Existing practical recommendation scenarios involve multiple micro-behaviour user–item interactions, such as clicks, page views, add-to-favourites, and purchases, which provide fine-grained and a better in-depth understanding of the user’s preference. Furthermore, some recommendation methods have incorporated item knowledge into the micro-behaviour of user–item interaction. Although some have proved effective, two insights are often neglected. First, they fail to combine micro-behaviour with the relation of the knowledge graph (KG), and the semantic relationship between micro-behaviour and relation is not captured. Second, they do not provide explicit reasoning for micro-behaviour from user–item interaction data.
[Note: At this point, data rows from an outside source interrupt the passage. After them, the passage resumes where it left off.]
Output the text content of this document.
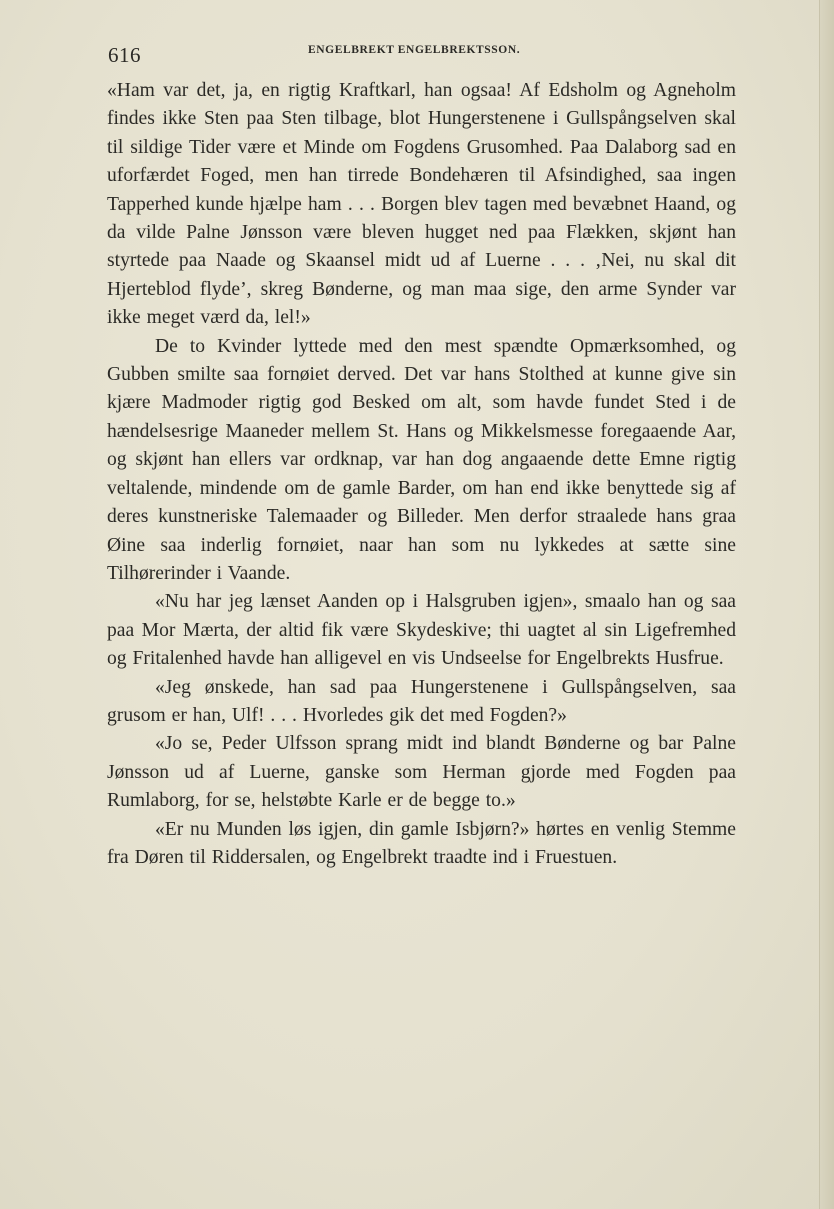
616	ENGELBREKT ENGELBREKTSSON.

«Ham var det, ja, en rigtig Kraftkarl, han ogsaa! Af Edsholm og Agneholm findes ikke Sten paa Sten tilbage, blot Hungerstenene i Gullspångselven skal til sildige Tider være et Minde om Fogdens Grusomhed. Paa Dalaborg sad en uforfærdet Foged, men han tirrede Bondehæren til Afsindighed, saa ingen Tapperhed kunde hjælpe ham . . . Borgen blev tagen med bevæbnet Haand, og da vilde Palne Jønsson være bleven hugget ned paa Flækken, skjønt han styrtede paa Naade og Skaansel midt ud af Luerne . . . ‚Nei, nu skal dit Hjerteblod flyde’, skreg Bønderne, og man maa sige, den arme Synder var ikke meget værd da, lel!»

De to Kvinder lyttede med den mest spændte Opmærksomhed, og Gubben smilte saa fornøiet derved. Det var hans Stolthed at kunne give sin kjære Madmoder rigtig god Besked om alt, som havde fundet Sted i de hændelsesrige Maaneder mellem St. Hans og Mikkelsmesse foregaaende Aar, og skjønt han ellers var ordknap, var han dog angaaende dette Emne rigtig veltalende, mindende om de gamle Barder, om han end ikke benyttede sig af deres kunstneriske Talemaader og Billeder. Men derfor straalede hans graa Øine saa inderlig fornøiet, naar han som nu lykkedes at sætte sine Tilhørerinder i Vaande.

«Nu har jeg lænset Aanden op i Halsgruben igjen», smaalo han og saa paa Mor Mærta, der altid fik være Skydeskive; thi uagtet al sin Ligefremhed og Fritalenhed havde han alligevel en vis Undseelse for Engelbrekts Husfrue.

«Jeg ønskede, han sad paa Hungerstenene i Gullspångselven, saa grusom er han, Ulf! . . . Hvorledes gik det med Fogden?»

«Jo se, Peder Ulfsson sprang midt ind blandt Bønderne og bar Palne Jønsson ud af Luerne, ganske som Herman gjorde med Fogden paa Rumlaborg, for se, helstøbte Karle er de begge to.»

«Er nu Munden løs igjen, din gamle Isbjørn?» hørtes en venlig Stemme fra Døren til Riddersalen, og Engelbrekt traadte ind i Fruestuen.
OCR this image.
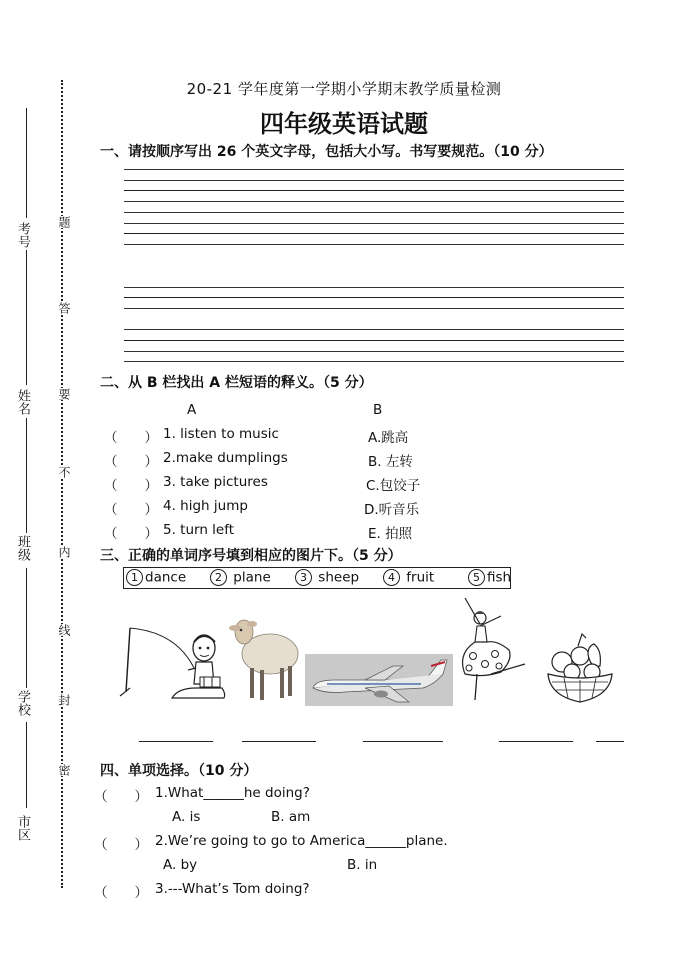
考号
姓名
班级
学校
市区
题
答
要
不
内
线
封
密
20-21 学年度第一学期小学期末教学质量检测
四年级英语试题
一、请按顺序写出 26 个英文字母，包括大小写。书写要规范。（10 分）
二、从 B 栏找出 A 栏短语的释义。（5 分）
A	B
（　　） 1. listen to music	A.跳高
（　　） 2.make dumplings	B. 左转
（　　） 3. take pictures	C.包饺子
（　　） 4. high jump	D.听音乐
（　　） 5. turn left	E. 拍照
三、正确的单词序号填到相应的图片下。（5 分）
1 dance	2 plane	3 sheep	4 fruit	5 fish
四、单项选择。（10 分）
（　　） 1.What______he doing?
A. is	B. am
（　　） 2.We’re going to go to America______plane.
A. by	B. in
（　　） 3.---What’s Tom doing?
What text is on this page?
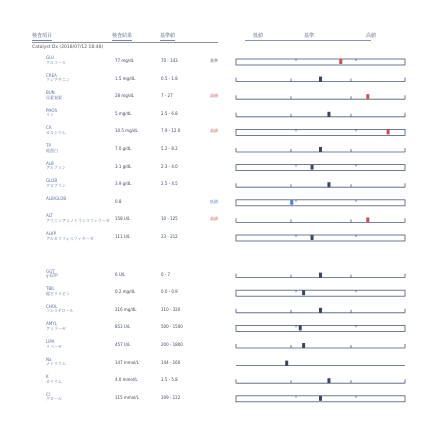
検査項目	検査結果	基準値	低値	基準	高値
Catalyst Dx (2018/07/12 18:48)
GLU
グルコース	77 mg/dL	70 - 143	基準
CREA
クレアチニン	1.5 mg/dL	0.5 - 1.8
BUN
尿素窒素	28 mg/dL	7 - 27	高値
PHOS
リン	5 mg/dL	2.5 - 6.8
CA
カルシウム	10.5 mg/dL	7.9 - 12.0	高値
TP
総蛋白	7.0 g/dL	5.2 - 8.2
ALB
アルブミン	3.1 g/dL	2.3 - 4.0
GLOB
グロブリン	3.9 g/dL	2.5 - 4.5
ALB/GLOB
0.8	低値
ALT
アラニンアミノトランスフェラーゼ 158 U/L	10 - 125	高値
ALKP
アルカリフォスファターゼ	111 U/L	23 - 212
GGT
γ-GTP	6 U/L	0 - 7
TBIL
総ビリルビン	0.2 mg/dL	0.0 - 0.9
CHOL
コレステロール	216 mg/dL	110 - 320
AMYL
アミラーゼ	853 U/L	500 - 1500
LIPA
リパーゼ	457 U/L	200 - 1800
Na
ナトリウム	147 mmol/L	144 - 160
K
カリウム	4.0 mmol/L	3.5 - 5.8
Cl
クロール	115 mmol/L	109 - 122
These insights motivated us to propose a novel model of Micro-behaviour with Reinforcement Knowledge-aware Reasoning for Explainable Recommendation (MBKR), which incorporates micro-behaviour and the KG into reinforcement learning for explainable recommendation. Specifically, the model learns the behaviour by user–item propagation and the relation from the KG and combines the two to calculate the behavioural strength to mine user’s interests. In addition, we designed a Shawo-relational path that combines recommendation and interpretability by providing rational paths; these paths capture the semantics of behaviours and relations. Finally, we extensively evaluated our method on several large-scale benchmark datasets, and the results indicate that the proposed method is more effective in providing recommendations than state-of-the-art methods.